Given the recent remarkable advancements in genetics, it’s easy to assume that 21st century scientists have at their disposal a clear, quick way to run a genomic sequence scan and find out which genes among thousands can be expressed and which cannot. Gene expression is the process by which information encoded within genes leads to key products, such as proteins.
Surprisingly, that hasn’t been possible until now. Biologists at the University of California San Diego have developed the first system for determining gene expression based on machine learning. Given the lack of such a method, the new process is considered a type of genetic Rosetta Stone for biologists.
“This paper represents the first method to distinguish genes that can be expressed from those that cannot,” said Steve Briggs, a Division of Biological Sciences professor and senior author of the paper. “This is the basis for all of biology. Whether it’s drug discovery or plant breeding or evolution, this touches the basic studies of biology.”
The method, developed by graduate student Ryan Sartor, Briggs and their colleagues, is described August 16, 2019 in the Proceedings of the National Academy of Sciences.
Biologists have previously classified gene expression through experimental observations and scientific literature references. But the genomics field lacked a formalized process for revealing this information, called the “expressible gene set,” or EGS, which comprises all protein-coding genes with the potential to be expressed.

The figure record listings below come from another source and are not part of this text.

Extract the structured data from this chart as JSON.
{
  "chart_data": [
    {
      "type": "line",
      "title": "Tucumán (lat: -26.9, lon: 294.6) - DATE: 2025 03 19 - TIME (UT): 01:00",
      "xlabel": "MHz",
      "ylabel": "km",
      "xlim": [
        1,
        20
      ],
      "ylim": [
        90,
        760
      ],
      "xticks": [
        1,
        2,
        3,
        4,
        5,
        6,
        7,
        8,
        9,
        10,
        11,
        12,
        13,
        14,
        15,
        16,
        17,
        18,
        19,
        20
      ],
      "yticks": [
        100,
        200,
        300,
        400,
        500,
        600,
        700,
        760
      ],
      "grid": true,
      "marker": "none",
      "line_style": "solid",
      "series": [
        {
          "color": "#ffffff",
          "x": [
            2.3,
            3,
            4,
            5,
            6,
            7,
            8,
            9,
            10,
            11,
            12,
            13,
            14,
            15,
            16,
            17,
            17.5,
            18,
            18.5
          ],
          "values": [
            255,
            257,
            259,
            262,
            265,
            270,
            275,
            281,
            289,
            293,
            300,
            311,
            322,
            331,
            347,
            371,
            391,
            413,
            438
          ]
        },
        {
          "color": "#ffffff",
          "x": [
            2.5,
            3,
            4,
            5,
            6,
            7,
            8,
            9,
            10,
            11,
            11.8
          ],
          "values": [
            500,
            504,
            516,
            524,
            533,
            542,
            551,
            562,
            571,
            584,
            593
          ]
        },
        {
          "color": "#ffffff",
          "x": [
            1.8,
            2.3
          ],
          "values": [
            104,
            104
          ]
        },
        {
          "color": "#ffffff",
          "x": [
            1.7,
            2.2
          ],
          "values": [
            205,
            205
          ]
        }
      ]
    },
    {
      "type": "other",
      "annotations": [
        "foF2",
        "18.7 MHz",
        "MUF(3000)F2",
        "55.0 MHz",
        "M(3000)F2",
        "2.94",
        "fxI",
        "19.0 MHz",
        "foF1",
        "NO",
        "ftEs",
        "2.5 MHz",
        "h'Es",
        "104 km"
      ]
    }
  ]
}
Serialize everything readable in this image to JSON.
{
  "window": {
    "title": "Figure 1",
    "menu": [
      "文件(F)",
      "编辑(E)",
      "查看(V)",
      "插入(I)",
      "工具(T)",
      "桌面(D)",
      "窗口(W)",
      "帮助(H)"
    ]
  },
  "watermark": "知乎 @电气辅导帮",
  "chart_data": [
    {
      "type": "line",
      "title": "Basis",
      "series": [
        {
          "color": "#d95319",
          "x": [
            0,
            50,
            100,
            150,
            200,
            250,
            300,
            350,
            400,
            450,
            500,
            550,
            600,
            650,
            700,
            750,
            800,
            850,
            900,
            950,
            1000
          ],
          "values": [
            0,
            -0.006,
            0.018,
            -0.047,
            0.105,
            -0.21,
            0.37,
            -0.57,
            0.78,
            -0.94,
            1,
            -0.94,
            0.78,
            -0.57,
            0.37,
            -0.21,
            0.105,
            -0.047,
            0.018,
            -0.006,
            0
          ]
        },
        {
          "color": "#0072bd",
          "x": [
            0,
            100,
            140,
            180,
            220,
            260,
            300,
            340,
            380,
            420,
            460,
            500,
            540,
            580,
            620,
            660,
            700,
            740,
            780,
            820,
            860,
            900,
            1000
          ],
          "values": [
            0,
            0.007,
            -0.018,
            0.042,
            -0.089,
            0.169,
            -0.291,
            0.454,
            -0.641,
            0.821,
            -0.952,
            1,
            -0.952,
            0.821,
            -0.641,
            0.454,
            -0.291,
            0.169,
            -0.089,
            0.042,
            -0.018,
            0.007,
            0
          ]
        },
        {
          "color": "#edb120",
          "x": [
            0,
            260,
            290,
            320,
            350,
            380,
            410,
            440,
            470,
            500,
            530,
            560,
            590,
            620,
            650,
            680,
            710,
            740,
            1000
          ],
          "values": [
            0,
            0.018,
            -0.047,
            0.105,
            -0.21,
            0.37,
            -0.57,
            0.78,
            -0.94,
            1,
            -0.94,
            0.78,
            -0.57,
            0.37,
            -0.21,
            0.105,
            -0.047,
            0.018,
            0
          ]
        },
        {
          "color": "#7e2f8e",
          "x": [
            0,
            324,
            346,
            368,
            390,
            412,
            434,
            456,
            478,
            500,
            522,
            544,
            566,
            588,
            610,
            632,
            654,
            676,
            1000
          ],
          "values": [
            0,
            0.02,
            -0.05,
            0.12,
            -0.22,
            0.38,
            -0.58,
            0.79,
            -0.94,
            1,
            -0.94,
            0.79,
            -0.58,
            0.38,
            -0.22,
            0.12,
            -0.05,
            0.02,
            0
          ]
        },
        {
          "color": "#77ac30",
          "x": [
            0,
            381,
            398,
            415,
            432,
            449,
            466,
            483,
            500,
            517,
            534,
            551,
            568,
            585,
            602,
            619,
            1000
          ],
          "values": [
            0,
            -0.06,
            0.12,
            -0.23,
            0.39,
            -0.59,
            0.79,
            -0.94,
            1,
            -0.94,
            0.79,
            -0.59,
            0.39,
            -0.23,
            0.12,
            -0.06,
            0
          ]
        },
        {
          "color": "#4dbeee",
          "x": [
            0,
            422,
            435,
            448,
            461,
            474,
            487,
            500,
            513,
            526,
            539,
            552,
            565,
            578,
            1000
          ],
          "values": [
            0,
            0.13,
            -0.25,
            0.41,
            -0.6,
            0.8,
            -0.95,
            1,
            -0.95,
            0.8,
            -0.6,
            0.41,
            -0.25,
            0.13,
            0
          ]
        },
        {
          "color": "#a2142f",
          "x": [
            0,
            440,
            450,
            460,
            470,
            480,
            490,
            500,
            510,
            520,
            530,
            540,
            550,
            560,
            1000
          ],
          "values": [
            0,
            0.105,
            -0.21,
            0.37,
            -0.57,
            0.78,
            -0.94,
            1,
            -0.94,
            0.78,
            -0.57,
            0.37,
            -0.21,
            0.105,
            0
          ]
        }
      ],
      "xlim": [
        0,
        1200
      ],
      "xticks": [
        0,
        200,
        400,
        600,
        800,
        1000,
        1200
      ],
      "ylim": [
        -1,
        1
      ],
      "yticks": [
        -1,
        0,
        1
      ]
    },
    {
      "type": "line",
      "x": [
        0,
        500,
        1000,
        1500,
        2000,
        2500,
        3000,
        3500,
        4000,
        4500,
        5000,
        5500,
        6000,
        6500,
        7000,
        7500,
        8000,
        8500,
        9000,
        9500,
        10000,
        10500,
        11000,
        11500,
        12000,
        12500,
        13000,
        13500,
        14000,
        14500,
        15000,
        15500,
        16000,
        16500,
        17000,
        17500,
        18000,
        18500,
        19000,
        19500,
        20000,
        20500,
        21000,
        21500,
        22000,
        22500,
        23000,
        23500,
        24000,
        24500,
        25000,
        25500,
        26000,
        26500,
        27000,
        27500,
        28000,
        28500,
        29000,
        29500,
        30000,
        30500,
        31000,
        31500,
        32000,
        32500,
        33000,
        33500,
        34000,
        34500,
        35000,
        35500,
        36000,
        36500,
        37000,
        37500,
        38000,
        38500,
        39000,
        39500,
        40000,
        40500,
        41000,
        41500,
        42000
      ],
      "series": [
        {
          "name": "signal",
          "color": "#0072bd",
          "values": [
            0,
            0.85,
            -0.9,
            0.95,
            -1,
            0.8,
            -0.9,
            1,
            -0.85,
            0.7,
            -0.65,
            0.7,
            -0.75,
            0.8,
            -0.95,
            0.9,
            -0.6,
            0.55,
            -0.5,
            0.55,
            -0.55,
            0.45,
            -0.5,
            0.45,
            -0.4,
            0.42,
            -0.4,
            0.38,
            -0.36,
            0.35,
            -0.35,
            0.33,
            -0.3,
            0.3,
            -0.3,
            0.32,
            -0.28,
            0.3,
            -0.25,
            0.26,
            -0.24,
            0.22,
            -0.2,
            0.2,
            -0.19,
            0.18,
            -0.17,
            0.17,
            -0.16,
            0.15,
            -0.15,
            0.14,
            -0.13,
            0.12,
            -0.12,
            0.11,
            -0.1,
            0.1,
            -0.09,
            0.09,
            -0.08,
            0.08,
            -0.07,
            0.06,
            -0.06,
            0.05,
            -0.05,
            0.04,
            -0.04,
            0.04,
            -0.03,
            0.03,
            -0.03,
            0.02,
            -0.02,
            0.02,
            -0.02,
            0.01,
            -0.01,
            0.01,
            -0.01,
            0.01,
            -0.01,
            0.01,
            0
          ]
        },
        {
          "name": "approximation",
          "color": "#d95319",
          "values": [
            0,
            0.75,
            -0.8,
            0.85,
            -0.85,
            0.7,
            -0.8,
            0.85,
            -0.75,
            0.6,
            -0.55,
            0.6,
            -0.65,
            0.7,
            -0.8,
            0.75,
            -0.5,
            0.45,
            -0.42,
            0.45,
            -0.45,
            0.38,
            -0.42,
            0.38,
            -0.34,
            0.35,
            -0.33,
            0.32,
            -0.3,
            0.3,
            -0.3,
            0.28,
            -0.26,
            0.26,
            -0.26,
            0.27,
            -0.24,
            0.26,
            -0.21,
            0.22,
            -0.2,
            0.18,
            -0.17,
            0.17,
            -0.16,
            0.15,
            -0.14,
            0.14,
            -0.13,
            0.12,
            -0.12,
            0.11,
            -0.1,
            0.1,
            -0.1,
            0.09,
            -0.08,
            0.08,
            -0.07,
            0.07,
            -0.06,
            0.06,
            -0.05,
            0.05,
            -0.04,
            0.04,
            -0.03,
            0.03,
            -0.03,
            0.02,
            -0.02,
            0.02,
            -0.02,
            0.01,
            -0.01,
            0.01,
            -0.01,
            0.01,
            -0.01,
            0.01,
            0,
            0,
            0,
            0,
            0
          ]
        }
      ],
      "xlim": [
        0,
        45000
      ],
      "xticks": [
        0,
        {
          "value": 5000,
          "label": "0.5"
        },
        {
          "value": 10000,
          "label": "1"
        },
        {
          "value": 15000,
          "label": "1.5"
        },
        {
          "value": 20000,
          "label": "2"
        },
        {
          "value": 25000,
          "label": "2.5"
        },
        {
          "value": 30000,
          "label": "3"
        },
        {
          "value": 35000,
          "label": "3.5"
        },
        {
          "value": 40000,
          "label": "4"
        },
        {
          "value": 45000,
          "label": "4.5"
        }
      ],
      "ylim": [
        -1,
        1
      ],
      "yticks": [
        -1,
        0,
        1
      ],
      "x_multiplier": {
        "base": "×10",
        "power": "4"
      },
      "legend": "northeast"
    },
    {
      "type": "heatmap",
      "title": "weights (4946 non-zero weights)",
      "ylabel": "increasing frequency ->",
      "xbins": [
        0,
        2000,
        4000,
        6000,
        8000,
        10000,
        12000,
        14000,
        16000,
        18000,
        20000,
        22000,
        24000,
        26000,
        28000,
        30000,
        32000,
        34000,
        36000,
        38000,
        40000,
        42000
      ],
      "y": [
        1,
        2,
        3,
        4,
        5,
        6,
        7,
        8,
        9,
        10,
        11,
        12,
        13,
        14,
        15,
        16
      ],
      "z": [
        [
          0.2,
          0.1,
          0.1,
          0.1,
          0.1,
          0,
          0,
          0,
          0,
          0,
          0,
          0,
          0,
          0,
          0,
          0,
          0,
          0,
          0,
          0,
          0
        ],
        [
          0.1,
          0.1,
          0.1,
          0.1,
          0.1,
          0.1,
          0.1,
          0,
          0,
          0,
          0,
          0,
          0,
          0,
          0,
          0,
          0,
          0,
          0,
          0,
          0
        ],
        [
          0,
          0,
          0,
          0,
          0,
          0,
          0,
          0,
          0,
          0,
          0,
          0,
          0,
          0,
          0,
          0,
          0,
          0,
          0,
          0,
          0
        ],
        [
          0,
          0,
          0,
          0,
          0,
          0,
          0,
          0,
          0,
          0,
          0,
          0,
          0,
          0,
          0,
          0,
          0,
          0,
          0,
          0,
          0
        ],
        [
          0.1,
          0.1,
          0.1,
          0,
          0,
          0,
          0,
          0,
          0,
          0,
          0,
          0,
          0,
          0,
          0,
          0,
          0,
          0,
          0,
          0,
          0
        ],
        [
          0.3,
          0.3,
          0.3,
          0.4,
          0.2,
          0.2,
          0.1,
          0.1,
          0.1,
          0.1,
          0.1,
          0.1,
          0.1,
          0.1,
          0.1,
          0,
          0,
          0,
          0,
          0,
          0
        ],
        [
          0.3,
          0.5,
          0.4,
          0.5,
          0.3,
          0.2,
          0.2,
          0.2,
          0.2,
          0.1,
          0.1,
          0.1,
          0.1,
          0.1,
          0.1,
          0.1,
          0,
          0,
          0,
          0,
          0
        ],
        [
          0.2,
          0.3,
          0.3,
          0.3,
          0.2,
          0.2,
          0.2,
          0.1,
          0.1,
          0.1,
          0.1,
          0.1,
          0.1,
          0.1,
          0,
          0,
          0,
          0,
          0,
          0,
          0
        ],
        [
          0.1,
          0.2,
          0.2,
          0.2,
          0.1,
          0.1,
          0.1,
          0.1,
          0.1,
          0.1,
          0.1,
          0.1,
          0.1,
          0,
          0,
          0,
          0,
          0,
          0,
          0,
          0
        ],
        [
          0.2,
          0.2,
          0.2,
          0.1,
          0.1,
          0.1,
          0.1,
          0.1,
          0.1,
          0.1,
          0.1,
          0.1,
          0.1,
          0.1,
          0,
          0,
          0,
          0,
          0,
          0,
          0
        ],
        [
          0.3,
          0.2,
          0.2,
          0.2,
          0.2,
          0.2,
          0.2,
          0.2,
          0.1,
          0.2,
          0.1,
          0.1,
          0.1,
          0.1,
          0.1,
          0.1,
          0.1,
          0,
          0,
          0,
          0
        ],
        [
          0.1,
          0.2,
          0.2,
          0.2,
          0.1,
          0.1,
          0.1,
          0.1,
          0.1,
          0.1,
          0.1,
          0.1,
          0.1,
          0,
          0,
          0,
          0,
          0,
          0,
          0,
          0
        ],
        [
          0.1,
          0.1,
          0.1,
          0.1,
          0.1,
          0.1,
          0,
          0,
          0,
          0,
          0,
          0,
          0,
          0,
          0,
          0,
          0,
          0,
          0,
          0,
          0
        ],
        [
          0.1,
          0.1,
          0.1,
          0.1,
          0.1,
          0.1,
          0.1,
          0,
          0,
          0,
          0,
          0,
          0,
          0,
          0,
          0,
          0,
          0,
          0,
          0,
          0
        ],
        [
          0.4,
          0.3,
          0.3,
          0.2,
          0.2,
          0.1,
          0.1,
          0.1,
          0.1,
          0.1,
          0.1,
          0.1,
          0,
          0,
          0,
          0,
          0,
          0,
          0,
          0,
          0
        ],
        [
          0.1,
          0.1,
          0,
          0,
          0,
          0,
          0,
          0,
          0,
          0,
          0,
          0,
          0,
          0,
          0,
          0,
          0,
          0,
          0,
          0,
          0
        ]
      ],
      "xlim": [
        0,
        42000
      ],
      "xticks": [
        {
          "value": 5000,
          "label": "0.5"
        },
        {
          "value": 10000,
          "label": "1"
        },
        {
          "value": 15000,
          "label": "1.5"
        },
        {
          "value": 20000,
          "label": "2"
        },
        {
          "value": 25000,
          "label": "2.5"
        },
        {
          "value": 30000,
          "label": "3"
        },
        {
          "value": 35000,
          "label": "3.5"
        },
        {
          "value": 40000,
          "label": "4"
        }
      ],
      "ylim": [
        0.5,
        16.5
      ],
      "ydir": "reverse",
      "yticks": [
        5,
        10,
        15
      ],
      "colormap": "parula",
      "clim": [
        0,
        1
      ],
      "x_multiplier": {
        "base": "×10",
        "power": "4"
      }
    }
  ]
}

“In biology, there is no method to do this,” said Briggs. “In the past we’ve just had empirical approaches to making catalogs—we haven’t had scientific criteria that classifies the genes based on their molecular features.”
The new method leverages machine learning, the use of algorithms and other processes to analyze data, and is based on an example set of nearly 30,000 maize plant genes containing specific, detailed molecular features. An advanced algorithm was trained on the data and “learned” to classify gene expression at 99.4 percent accuracy.
The key to the advancement is bringing together chromatin biology, which contributes to regulating the DNA packaging within cells, with molecular features that are known to determine gene expression. Combining these with mathematical machine learning, the new method of determining the species-wide set of transcribed genes, or “expressome,” then creates an atlas of expressible genes. The method may also be useful in understanding evolutionary mechanisms that silence certain genes.
Briggs is now applying the method to sorghum, an important grain for food and fodder, but says it can be useful beyond plant species. Ultimately, he says the new method is like a word decoder.
“The genome sequence is like a book,” said Briggs. “The words are the genes. Until now, we couldn’t tell which DNA sequences were real words and which merely resembled words. By removing non-words we now have a much more accurate reading of the book.”
Coauthors of the paper include Jaclyn Noshay and Nathan Springer of the University of Minnesota. The National Science Foundation’s Plant Genome Research Program supported the research.